Saturday, September 17, 2016

Blessed are the cheesemakers

     "The raising and habitual using of Tobacco is contrary to the spirit of the Gospel.  The weed is a narcotic poison; so virulent that a drop of its oil is a fatal dose.  A wilted leaf placed on the breast of a child will soon be followed by death.  Its use is an exceedingly filthy and loathsome practice in all its parts and phases.  Its nauseous and unsightly pools of disgusting slime are almost unendurable; defiling every thing with which they come in contact.  It unnerves the system, injures the health, produces irritability of temper, and creates an appetite for strong drink.  The raising and using of it involve an inexcusable waste of time, a perversion of valuable lands, and a misapplication of millions of money.
     "The raising of the wine-plant and hops for the market we regard as little better than the rum traffic generally.
     "We place the making of cheese, and the selling or delivery of milk to the factory on the Sabbath, in the category with Sabbath-breaking generally.

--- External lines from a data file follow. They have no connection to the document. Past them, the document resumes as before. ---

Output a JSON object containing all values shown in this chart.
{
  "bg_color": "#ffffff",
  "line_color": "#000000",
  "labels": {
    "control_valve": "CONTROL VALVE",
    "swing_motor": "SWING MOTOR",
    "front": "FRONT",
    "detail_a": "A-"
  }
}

     "Adopted by the Conference."

     Committee on Raising and Using Tobacco, Raising Hops, Raising the Wine Plant, and Making Cheese on the Sabbath, Minutes of the [Fifth] Genesee Annual Conference [of the Free Methodist Church], Akron, New York, Sept[ember] 29, 1864.

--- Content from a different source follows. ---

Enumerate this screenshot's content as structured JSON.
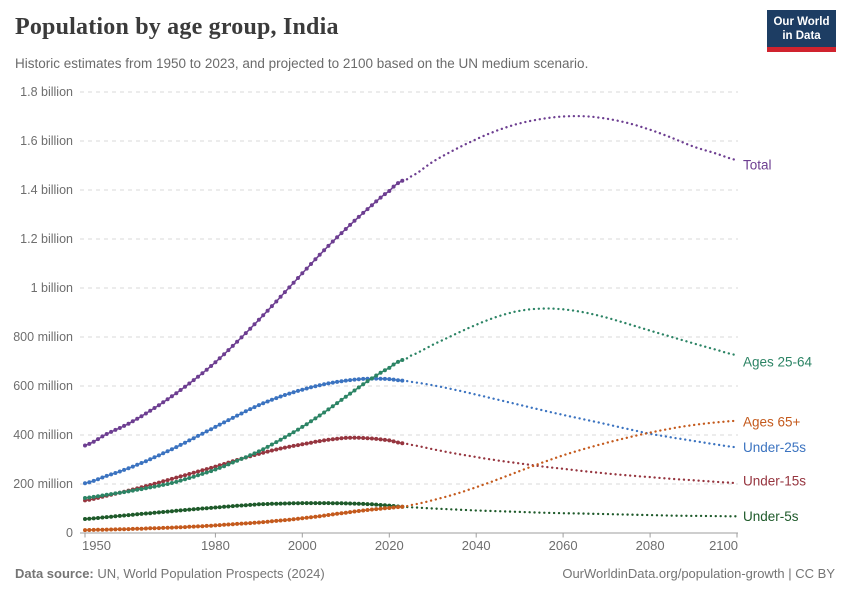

     This seems to have been an ad hoc committee, as it does not appear either before or after this point in the Minutes of the Genesee Annual Conference.

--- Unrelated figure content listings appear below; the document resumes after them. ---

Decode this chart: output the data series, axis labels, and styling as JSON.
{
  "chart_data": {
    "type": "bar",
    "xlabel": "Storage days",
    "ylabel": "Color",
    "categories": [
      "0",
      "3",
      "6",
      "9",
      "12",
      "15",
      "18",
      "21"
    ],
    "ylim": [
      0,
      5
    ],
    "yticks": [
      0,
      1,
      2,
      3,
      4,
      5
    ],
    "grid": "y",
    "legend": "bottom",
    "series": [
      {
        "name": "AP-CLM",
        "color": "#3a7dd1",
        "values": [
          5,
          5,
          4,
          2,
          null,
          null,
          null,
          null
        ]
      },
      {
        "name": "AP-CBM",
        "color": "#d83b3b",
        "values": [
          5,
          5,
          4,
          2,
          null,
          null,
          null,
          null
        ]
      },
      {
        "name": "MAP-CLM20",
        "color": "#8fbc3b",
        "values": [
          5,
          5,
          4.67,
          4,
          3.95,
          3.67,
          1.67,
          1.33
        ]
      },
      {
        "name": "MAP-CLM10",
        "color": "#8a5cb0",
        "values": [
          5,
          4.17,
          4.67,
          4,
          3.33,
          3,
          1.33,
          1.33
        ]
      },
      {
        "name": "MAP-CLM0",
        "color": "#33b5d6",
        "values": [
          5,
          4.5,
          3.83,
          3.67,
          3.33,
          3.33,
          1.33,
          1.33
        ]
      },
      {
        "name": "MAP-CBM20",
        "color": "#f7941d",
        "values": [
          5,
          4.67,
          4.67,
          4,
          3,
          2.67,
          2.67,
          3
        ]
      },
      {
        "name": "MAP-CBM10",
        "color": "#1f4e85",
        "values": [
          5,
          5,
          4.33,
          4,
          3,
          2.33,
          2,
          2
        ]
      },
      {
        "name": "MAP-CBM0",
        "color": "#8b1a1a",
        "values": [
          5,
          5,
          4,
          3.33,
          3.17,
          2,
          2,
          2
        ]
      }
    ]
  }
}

     Are all of the claims about tobacco accurate?  The statement on the making of cheese makes, of course, perfect sense, especially if meant to be closely associated with (as seems undeniable) the phrase "on the Sabbath".  And, of course, Genesee County, New York, would have been a dairy region.  Still, it strikes the funny bone for some reason today.
     At the Third Genesee Annual Conference of 1862, by contrast, a powerful resolution on slavery had been adopted.